Du déploiement du dispositif RSE officiel du Groupe au développement de dispositifs autonomes
Nous voulons donc, ici, comprendre comment la démarche RSE de France Télécom, apparemment hétérogène et décentralisée, se déploie à l’échelle du Groupe et renvoie à l’extérieur la représentation d’une forme uniformisée et systématisée. Nous nous intéresserons au préalable au centre de traduction et à son mode d’organisation. Priorité est donnée aux efforts de la MVA ainsi qu’à la logique du Business Case : quelles en sont les raisons et pourquoi des dispositifs RSE « autonomes », parfois peu connectés au dispositif RSE officiel, bien que classés sous le même vocable, émergent-ils ? (IV.1.1). Nous centrerons, ensuite, notre attention sur les dispositifs autonomes comme celui des achats responsables du groupe qui, au moment où ils émergent, s’inscrivent dans la même logique, plutôt « window dressing », que le dispositif RSE officiel du Groupe (IV.1.2) Puis, nous étudierons les modalités de mise en œuvre des dispositifs RSE autonomes, plus ou moins déconnectés du dispositif RSE officiel et en fournirons des exemples dans les champs de la gestion des Ressources Humains, et de l’offre de produits et services innovants (IV.1.3).

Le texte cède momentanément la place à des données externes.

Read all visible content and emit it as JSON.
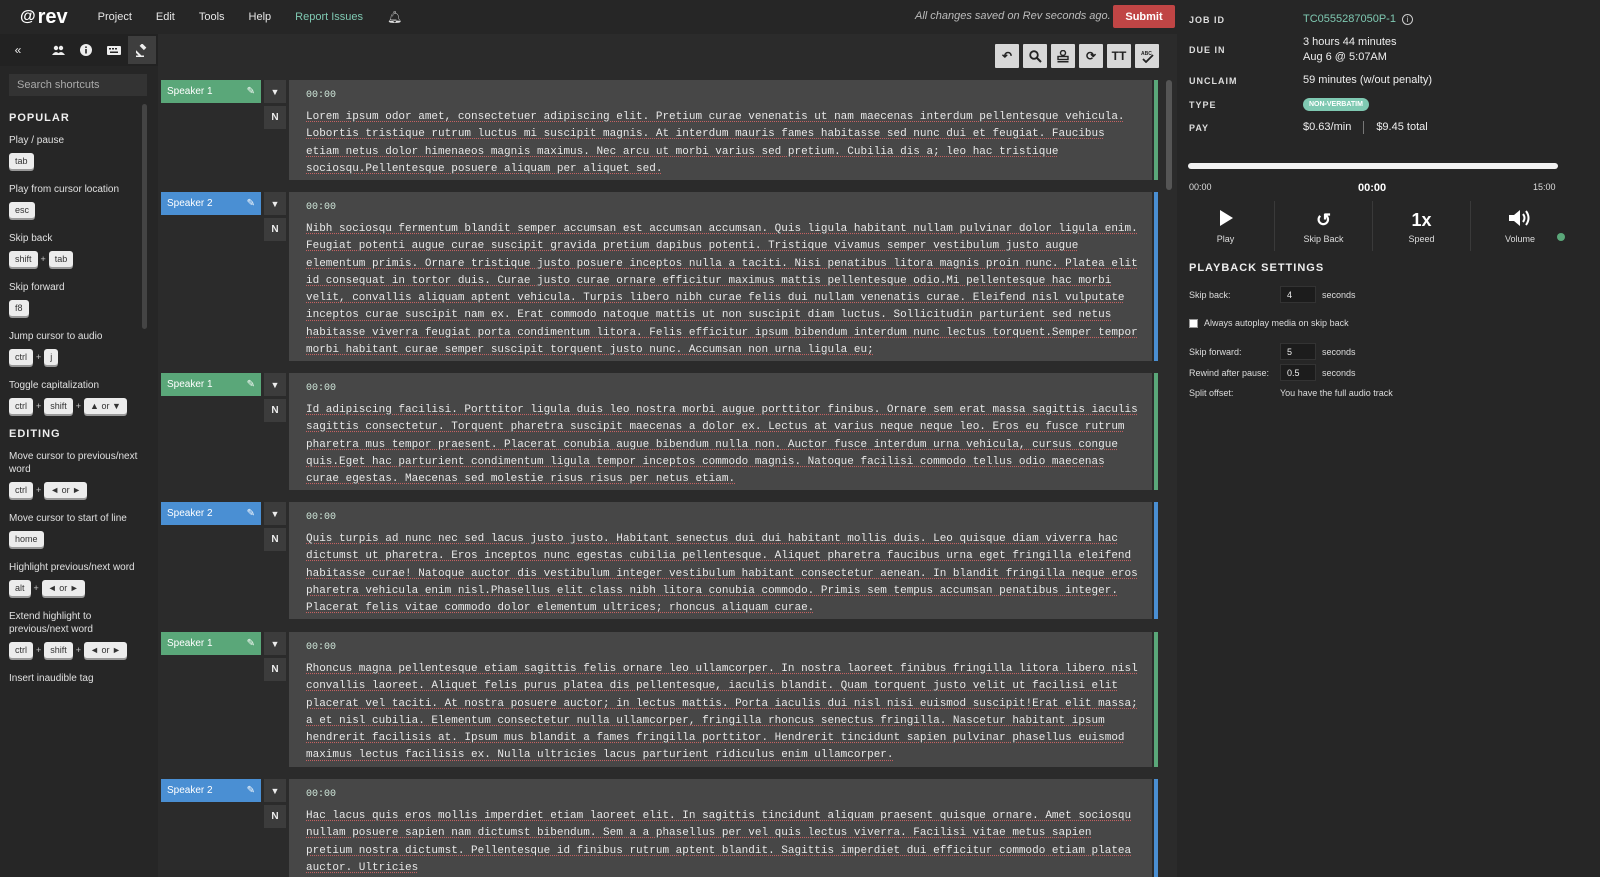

A l’issue de cette section, nous disposerons ainsi d’une vision d’ensemble éclairante des modes de déploiement de la démarche RSE hybride de France Télécom au niveau Groupe. Elle nous permettra alors de mieux saisir la situation de la RSE dans les différents espaces d’action, notamment ceux situés aux nouvelles frontières de l’entreprise.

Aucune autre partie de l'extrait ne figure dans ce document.